State Rep. Michael McAuliffe might be an even stronger choice for mayor. He, Doherty, and County Commissioner Silverti share the same office space and distingustion of being the "lone elected Chicago Republican" in their respective offices. McAuliffe represent's Doherty's ward in springfield, plus portions of three other wards that are majority RAT (unlike the 41st) and a tiny bit of suburbia. The RATs tried to eliminate during re-districting by putting him in the same district with Chicago's longest serving Dem Rep, Ralph Capperelli. (guess having 59 out of 60 Chicago districts wasn't enough for them, they wanted all 60). But McAuliffe handily beat Capperilli. He's about a 75% conservative guy. Little too cozy with big government spending and handouts to be the ideal guy, but far better than a RAT. He also has a "B" rating from the NRA in a city where everyone else has Ds and Fs
State Sen. Meeks is conservative on a handful of social issues (mainly abortion, traditional marriage, and school vouchers) but a hard-left marxist on everything else. I never trusted him since he's Jesse Jack@$$'s right hand man. Also, he put on the farce of being "Independent" of the two parties to get himself elected Senator, then quickly switched to the RAT party (and voted with them when needed on all major bills) once he had dispatched the official Democrat. Shades of a future Mark Kirk? Though I will have to begrugenly admit he's probably the most "conservative" Dem we could hope for as Mayor. Too bad the Mayor's office has very little influence on social issues like abortion.
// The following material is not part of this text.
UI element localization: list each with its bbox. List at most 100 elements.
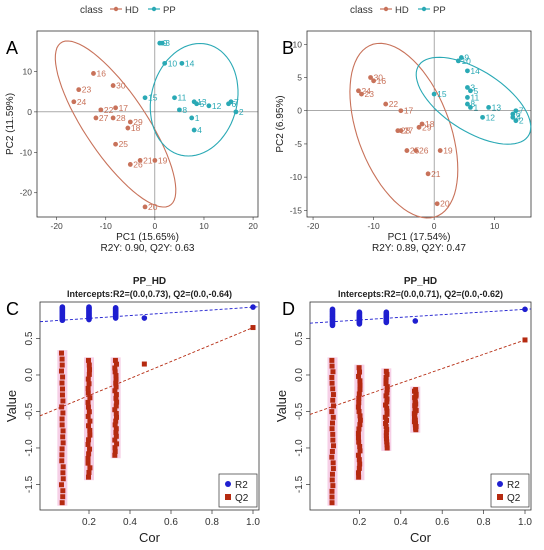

I agree John Cox would probably earn about 2% of the vote citywide, even after throwing away several million on his campaign. Cox keeps coming in a distant last place and has proven he can't attract voters in election after election. I love Dan Proft, but I can't see him doing much better. His image is a GOP partisan pitbull. That's absolutely the worse style to have for a Chicago race. I'm not saying we need a Kirk style RINO, but a charmastic conservative who seems "above" party politics would probably fair the best in Chicago, where they react to the word "Republican" like Superman does to kyponite.
Gidwitz would be ideal -- solid resume, lots of money, right-of-center, well liked by both parties -- but the huge factor where he's lacking is personality. The guy has none. His candidacy puts people to sleep, that's why we came in last place in the 2006 GOP governor's primary despite having the most effective anti-Topinka ads and being acceptable to "moderates"
Now that I think about, the person most likely to get elected if he publicly came out as a Republican is none other than Mayor Daley's son. The guy is already a DINO who voted for Bush for President and not only supported the Iraq War, but enlisted to show his support (touche, Michael Moore). Of course the issue here is the fact that a Daley family would never, EVER switch his party affliation to Republican, especially the Mayor's son. They'd disown him. That's a crime worse than treason in Chicago's version of the Kennedy clan.
BB,
You forget that as you’ve said before, the Daley family has a history of party switching when convenient when it benefitted them.
If Meeks runs, the Pubbies should back him, IMO. If Meeks doesn’t run, the Republicans could use the candidate to build the organization that is lacking so that they take a couple aldermanic seats and have more strength in 2012 countywide and statewide races. So then the question is which candidate for mayor would be best to advance the team? Gidwitz has that ability. If the Republicans can find attractive, articulate candidates for alderman then Gidwitz can stand behind them and let them speak. He won’t win. But the team will win a couple and build for next year.